And if you want to make that "down-time" more productive, try reading and watching either positive or neutral subject matter. No cop shows. No Discovery Channel documentaries about Nostradamus or 2012. In fact, try to stay away from anything that involves negative social interaction to drive the storyline (soap operas, most nite-time drama series like Grey's Anatomy, etc.) and/or anything that shills fear (The Earth After Humans! Volcano! End-Times!! Ahhhhh!!!)

(BTW, I used to love all that stuff! On the other hand, I find it hard to watch now that I am happy in my life. The situations ring false to me. I don't fill my head up with that stuff anymore because I never ever again want to feel convinced that to be unhappy, fearful, and have untrustworthy folks in your life is normal/sexy/the definition of success.)

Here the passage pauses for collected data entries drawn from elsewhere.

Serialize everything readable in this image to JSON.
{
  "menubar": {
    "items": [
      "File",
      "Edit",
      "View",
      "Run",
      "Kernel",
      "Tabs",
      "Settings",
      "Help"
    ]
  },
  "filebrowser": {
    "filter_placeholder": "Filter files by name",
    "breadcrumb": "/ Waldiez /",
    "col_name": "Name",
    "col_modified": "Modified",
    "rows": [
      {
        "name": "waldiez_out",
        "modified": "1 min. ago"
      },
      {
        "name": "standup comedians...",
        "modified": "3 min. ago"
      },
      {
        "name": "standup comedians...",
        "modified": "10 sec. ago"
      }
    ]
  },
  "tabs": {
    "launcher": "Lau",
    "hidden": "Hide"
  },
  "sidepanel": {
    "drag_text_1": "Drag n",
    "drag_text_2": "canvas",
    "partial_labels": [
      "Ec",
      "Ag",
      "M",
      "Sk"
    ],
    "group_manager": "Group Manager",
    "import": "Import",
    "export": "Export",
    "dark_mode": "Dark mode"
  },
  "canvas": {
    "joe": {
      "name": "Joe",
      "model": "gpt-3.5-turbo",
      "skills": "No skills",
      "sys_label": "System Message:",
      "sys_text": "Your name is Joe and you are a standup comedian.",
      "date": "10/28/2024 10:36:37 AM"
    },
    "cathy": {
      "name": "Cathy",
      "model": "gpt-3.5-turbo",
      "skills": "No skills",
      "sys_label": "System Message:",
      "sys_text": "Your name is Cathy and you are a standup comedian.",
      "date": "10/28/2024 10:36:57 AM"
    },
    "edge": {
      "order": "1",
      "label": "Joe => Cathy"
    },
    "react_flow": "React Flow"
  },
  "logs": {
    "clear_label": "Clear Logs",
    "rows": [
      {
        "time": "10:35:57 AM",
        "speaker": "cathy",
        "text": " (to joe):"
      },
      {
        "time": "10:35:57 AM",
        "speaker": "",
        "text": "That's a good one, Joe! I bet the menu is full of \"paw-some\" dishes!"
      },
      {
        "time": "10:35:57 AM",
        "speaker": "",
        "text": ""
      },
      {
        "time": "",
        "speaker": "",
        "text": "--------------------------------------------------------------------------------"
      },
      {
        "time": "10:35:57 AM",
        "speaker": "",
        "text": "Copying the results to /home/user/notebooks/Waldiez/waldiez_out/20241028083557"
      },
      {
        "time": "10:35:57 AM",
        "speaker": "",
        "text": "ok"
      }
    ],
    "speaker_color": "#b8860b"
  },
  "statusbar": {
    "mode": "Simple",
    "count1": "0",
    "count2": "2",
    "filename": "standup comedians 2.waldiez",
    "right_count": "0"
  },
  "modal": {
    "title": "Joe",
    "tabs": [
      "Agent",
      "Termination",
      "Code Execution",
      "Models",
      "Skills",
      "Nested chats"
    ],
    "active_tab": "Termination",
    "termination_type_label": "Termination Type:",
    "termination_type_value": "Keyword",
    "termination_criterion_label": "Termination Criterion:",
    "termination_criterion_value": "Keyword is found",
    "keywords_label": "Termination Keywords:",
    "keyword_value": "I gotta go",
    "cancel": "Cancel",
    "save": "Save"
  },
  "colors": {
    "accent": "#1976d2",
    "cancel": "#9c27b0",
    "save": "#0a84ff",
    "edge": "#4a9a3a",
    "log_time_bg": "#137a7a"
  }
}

So what to do while you laze about? What about podcasts, dvd's and books about being more positive? Think Wayne Dyer or Eckhart Tolle. Or stuff about how to play an instrument, garden, cook, build furniture, etc. I've had a lot of success downloading podcasts on cool subjects and listening to them on my morning walks or cleaning the house. It's ok if your mind wanders, too. I think that is normal, maybe even healthy for you at this stage.

Here's the thing: You are changing. Right. Now.

Before, you were someone who would spend 4 years living in a situation that was detrimental to your precious well-being. Now, you are not that kind of person. Who are you, then? What are you becoming? We don't know! It'll be fun to find out though, don't you think?

Overall, I'm trying to say that the divorce-thing is a process. Life (and trying to get better at doing it) is a big fat process. I'm pretty sure if you end up lazing about from time-to-time after a big trauma like ending a 7 year marriage... that's probably exactly what you need to do. No judging your process, just go with it.

Good luck on your journey.
posted by jbenben at 8:41 AM on October 18, 2009 [11 favorites]

You say you don't feel like a "whole person" outside of a relationship. But as you sadly know, you can also be just a shell of who you are in one -- I lost touch with who I was (I used to be a strong, independent, determined woman) during that time, and that just kills me. Try holding on to the feeling that you are so much more of a "whole person" now that you are free from the abusive creep who was your husband.

You are free because you no longer have to spend every moment of every day trying to "remedy" his perceived inadequacies in you. You can sit peacefully with a book as opposed to trying to be "better" all of the time. You get to just be at all times and without his disappointed gaze upon you. Embrace that! That is you being authentically who you are right now, which in my opinion, is a "whole person".

I agree with the folks above that tell you to get angry at your ex's mistreatment of you. Take the time to cry (hard) and grieve the loss of the dream and how it did not bear any resemblance to reality. Feel all of your feelings fully and accept and embrace them. Do something nice for yourself every day. And don't expect to feel different overnight (as jon1270 explains above in his wonderful personal story). You are on a journey of self discovery and that is exciting and beautiful if you can find a way to see it that way.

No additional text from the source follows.